E o sábio lhe respondeu:
- Depois que sua majestade assumiu a liderança de sua nação, a prosperidade instalou-se entre seus súditos. A chuva cai sem tempestades, as árvores espalham suas folhas ao sabor de brisas suaves e a luz do sol e da noite banham os desertos.
Intrigado, o Imperador Amarelo regressou ao palácio e ficou pensando: " O sábio quis me dizer que quando as coisas seguem o fluxo natural do Tao, elas se renovam naturalmente. Mas, após tantos anos de reinado, sinto-me velho e cansado. Isso significa que não estou me renovando. Devo estar cometendo algum erro grave."
Alguns meses depois, lá se foi o imperador conversar novamente com o sábio. Ao vê-lo, ele lhe perguntou:
- Por que voltou, sua majestade?
- Sinto-me cansado, preciso aprender como me renovar - ele explicou.
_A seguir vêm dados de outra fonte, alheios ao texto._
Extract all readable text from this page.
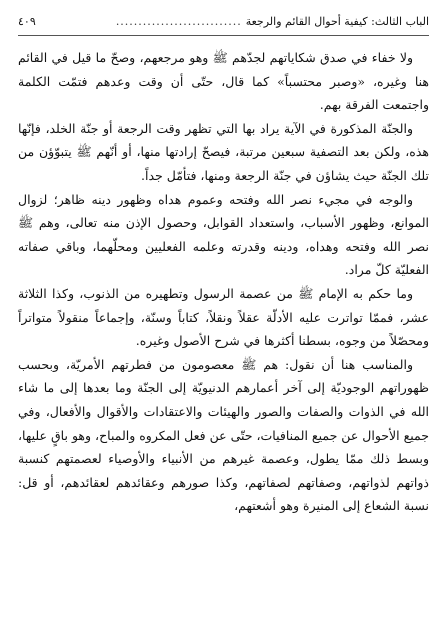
الباب الثالث: كيفية أحوال القائم والرجعة
............................
٤٠٩

ولا خفاء في صدق شكاياتهم لجدّهم ﷺ وهو مرجعهم، وصحّ ما قيل في القائم هنا وغيره، «وصبر محتسباً» كما قال، حتّى أن وقت وعدهم فتمّت الكلمة واجتمعت الفرقة بهم.

والجنّة المذكورة في الآية يراد بها التي تظهر وقت الرجعة أو جنّة الخلد، فإنّها هذه، ولكن بعد التصفية سبعين مرتبة، فيصحّ إرادتها منها، أو أنّهم ﷺ يتبوّؤن من تلك الجنّة حيث يشاؤن في جنّة الرجعة ومنها، فتأمّل جداً.

والوجه في مجيء نصر الله وفتحه وعموم هداه وظهور دينه ظاهر؛ لزوال الموانع، وظهور الأسباب، واستعداد القوابل، وحصول الإذن منه تعالى، وهم ﷺ نصر الله وفتحه وهداه، ودينه وقدرته وعلمه الفعليين ومحلّهما، وباقي صفاته الفعليّة كلّ مراد.

وما حكم به الإمام ﷺ من عصمة الرسول وتطهيره من الذنوب، وكذا الثلاثة عشر، فممّا تواترت عليه الأدلّة عقلاً ونقلاً، كتاباً وسنّة، وإجماعاً منقولاً متواتراً ومحصّلاً من وجوه، بسطنا أكثرها في شرح الأصول وغيره.

والمناسب هنا أن نقول: هم ﷺ معصومون من فطرتهم الأمريّة، وبحسب ظهوراتهم الوجوديّة إلى آخر أعمارهم الدنيويّة إلى الجنّة وما بعدها إلى ما شاء الله في الذوات والصفات والصور والهيئات والاعتقادات والأقوال والأفعال، وفي جميع الأحوال عن جميع المنافيات، حتّى عن فعل المكروه والمباح، وهو باقٍ عليها، وبسط ذلك ممّا يطول، وعصمة غيرهم من الأنبياء والأوصياء لعصمتهم كنسبة ذواتهم لذواتهم، وصفاتهم لصفاتهم، وكذا صورهم وعقائدهم لعقائدهم، أو قل: نسبة الشعاع إلى المنيرة وهو أشعتهم،
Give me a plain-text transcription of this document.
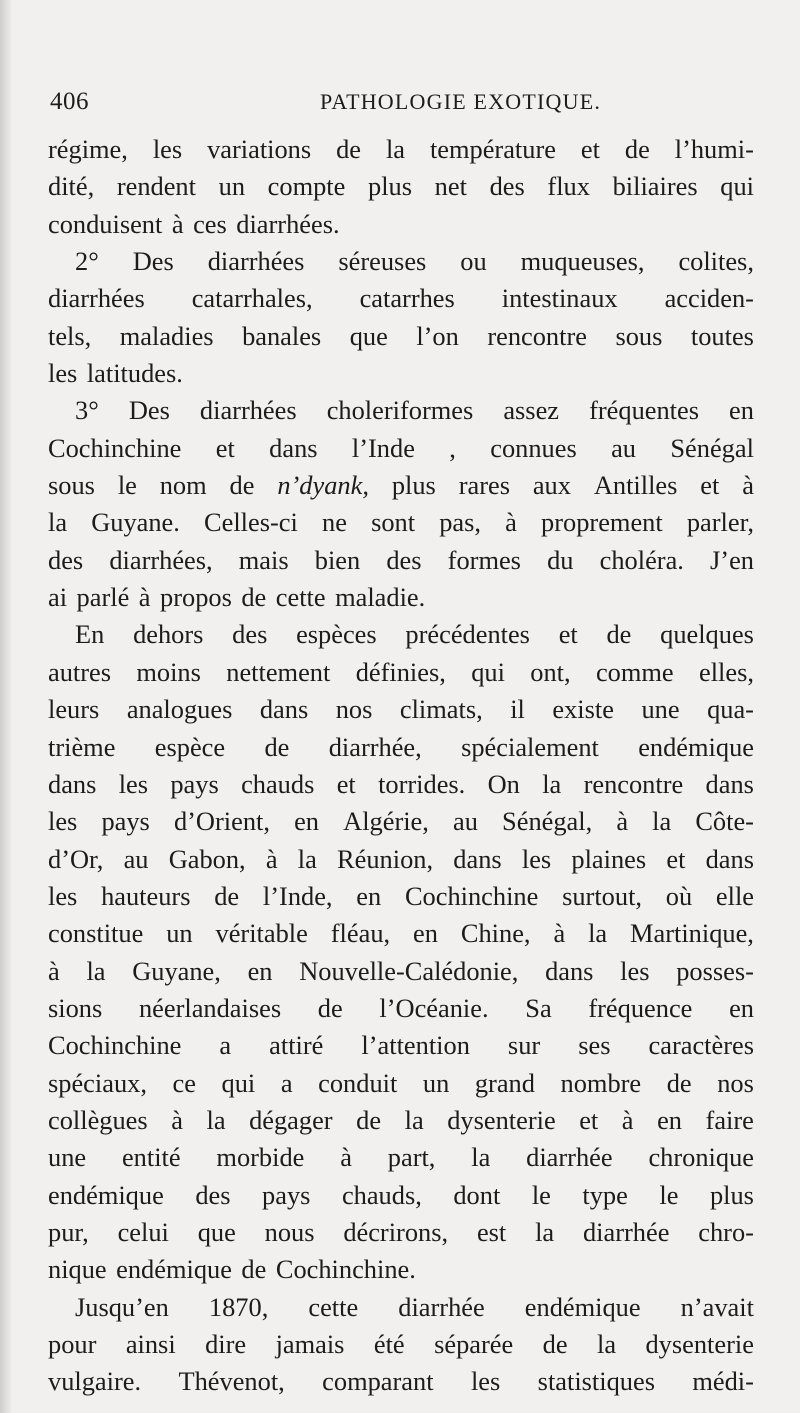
406	PATHOLOGIE EXOTIQUE.
régime, les variations de la température et de l’humi-
dité, rendent un compte plus net des flux biliaires qui
conduisent à ces diarrhées.
2° Des diarrhées séreuses ou muqueuses, colites,
diarrhées catarrhales, catarrhes intestinaux acciden-
tels, maladies banales que l’on rencontre sous toutes
les latitudes.
3° Des diarrhées choleriformes assez fréquentes en
Cochinchine et dans l’Inde , connues au Sénégal
sous le nom de n’dyank, plus rares aux Antilles et à
la Guyane. Celles-ci ne sont pas, à proprement parler,
des diarrhées, mais bien des formes du choléra. J’en
ai parlé à propos de cette maladie.
En dehors des espèces précédentes et de quelques
autres moins nettement définies, qui ont, comme elles,
leurs analogues dans nos climats, il existe une qua-
trième espèce de diarrhée, spécialement endémique
dans les pays chauds et torrides. On la rencontre dans
les pays d’Orient, en Algérie, au Sénégal, à la Côte-
d’Or, au Gabon, à la Réunion, dans les plaines et dans
les hauteurs de l’Inde, en Cochinchine surtout, où elle
constitue un véritable fléau, en Chine, à la Martinique,
à la Guyane, en Nouvelle-Calédonie, dans les posses-
sions néerlandaises de l’Océanie. Sa fréquence en
Cochinchine a attiré l’attention sur ses caractères
spéciaux, ce qui a conduit un grand nombre de nos
collègues à la dégager de la dysenterie et à en faire
une entité morbide à part, la diarrhée chronique
endémique des pays chauds, dont le type le plus
pur, celui que nous décrirons, est la diarrhée chro-
nique endémique de Cochinchine.
Jusqu’en 1870, cette diarrhée endémique n’avait
pour ainsi dire jamais été séparée de la dysenterie
vulgaire. Thévenot, comparant les statistiques médi-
- O Tao - respondeu o sábio - não tem forma. É invisível. É inaudível. Mas se o senhor esvaziar o coração e aquietar a mente, a energia do Tao se manifestará.
Na volta ao palácio, o imperador mandou construir um abrigo. Afastou-se das questões políticas e tentou esvaziar o coração. Porém, a cada dia que passava, mais fraco ele ficava e, pela terceira vez, voltou à caverna do sábio.
- Caro mestre - ele disse - , obedeci às suas instruções e só fiquei pior.
Foi então que o mestre lhe disse:
- Sua majestade nasceu para reinar. Esta é a sua natureza original.
Finalmente, o Imperador Amarelo compreendeu seu erro.
- O senhor está certo - ele disse ao sábio. - Antes, eu estava tão envolvido com meu reinado que me esquecia de cuidar de mim mesmo. Depois, fiquei tão ocupado comigo mesmo que me esqueci de meu reino.
Daquele momento em diante, o imperador tratou de encontrar um equilíbrio, conciliando tudo o que fazia. Reinando e estudando, um dia criou a pílula da imortalidade. Chamou seu mais fiel ministro e o declarou sucessor de seu cargo. Em seguida, ingeriu a pílula e, simplesmente, adormeceu.
Sonhou que montava no dorso de um imenso dragão e voava até alcançar a terra dos imortais. Nesse reino não havia líderes ou professores, pois ninguém era mais sábio do que o outro. As pessoas não ficavam loucas para desfrutar os prazeres da vida, mas também não temiam a morte, vivendo em paz. Entre elas não havia preconceitos ou preferências. Seus habitantes não sabiam o significado da atração ou da repulsa, portanto não gastavam tempo desejando ou detestando as coisas.
Como não havia nada a temer, elas nadavam debaixo da água sem afogar-se, caminhavam pelo fogo, sem queimar-se. Podiam cortar-se em espadas, sem sofrer ferimento algum. Flutuavam no espaço como se estivessem caminhando em solo firme. As nuvens e a neblina não impediam sua visão, os trovões não os ensurdeciam, tanto a beleza quanto a feiúra eram consideradas normais. Viajantes do espírito caminhavam descalços nos caminhos mais perigosos, saltavam de precipícios e voavam até vales distantes.
Quando despertou, o Imperador Amarelo sentiu-se iluminado. Reuniu seus ministros e lhes disse:
- Passei três meses tentando descobrir a melhor maneira de governar um país. Porém, a resposta veio por meio de um sonho e não por meio do raciocínio. Agora sei que o Caminho não pode ser trilhado pelo pensamento. Ele só é alcançado quando a gente para de se preocupar. Em seguida, o Imperador Amarelo lhes falou a respeito de seu lindo sonho.
Vinte anos depois, o reino do Imperador Amarelo chegou a ficar bem parecido com a terra mítica de seu sonho, pois ele se tornara um governante de sabedoria excepcional.
Nas terras dos seres imortais, o alimento vem das nuvens e da neblina e seus habitantes têm a mente tão clara quanto um lago cristalino. Ninguém envelhece, pois todos permanecem abertos, amistosos e espontâneos como crianças. As pessoas cumprem suas obrigações e ajudam os semelhantes. Não há temor, nem raiva ou tensão. Ninguém é superior ou inferior. O Sol e a Lua emitem uma luz delicada, as estações são suaves e a terra é rica. As divindades abençoam a Terra e os monstros não se aproximam dela. Esta é a Terra que o Imperador Amarelo visitou durante o sonho.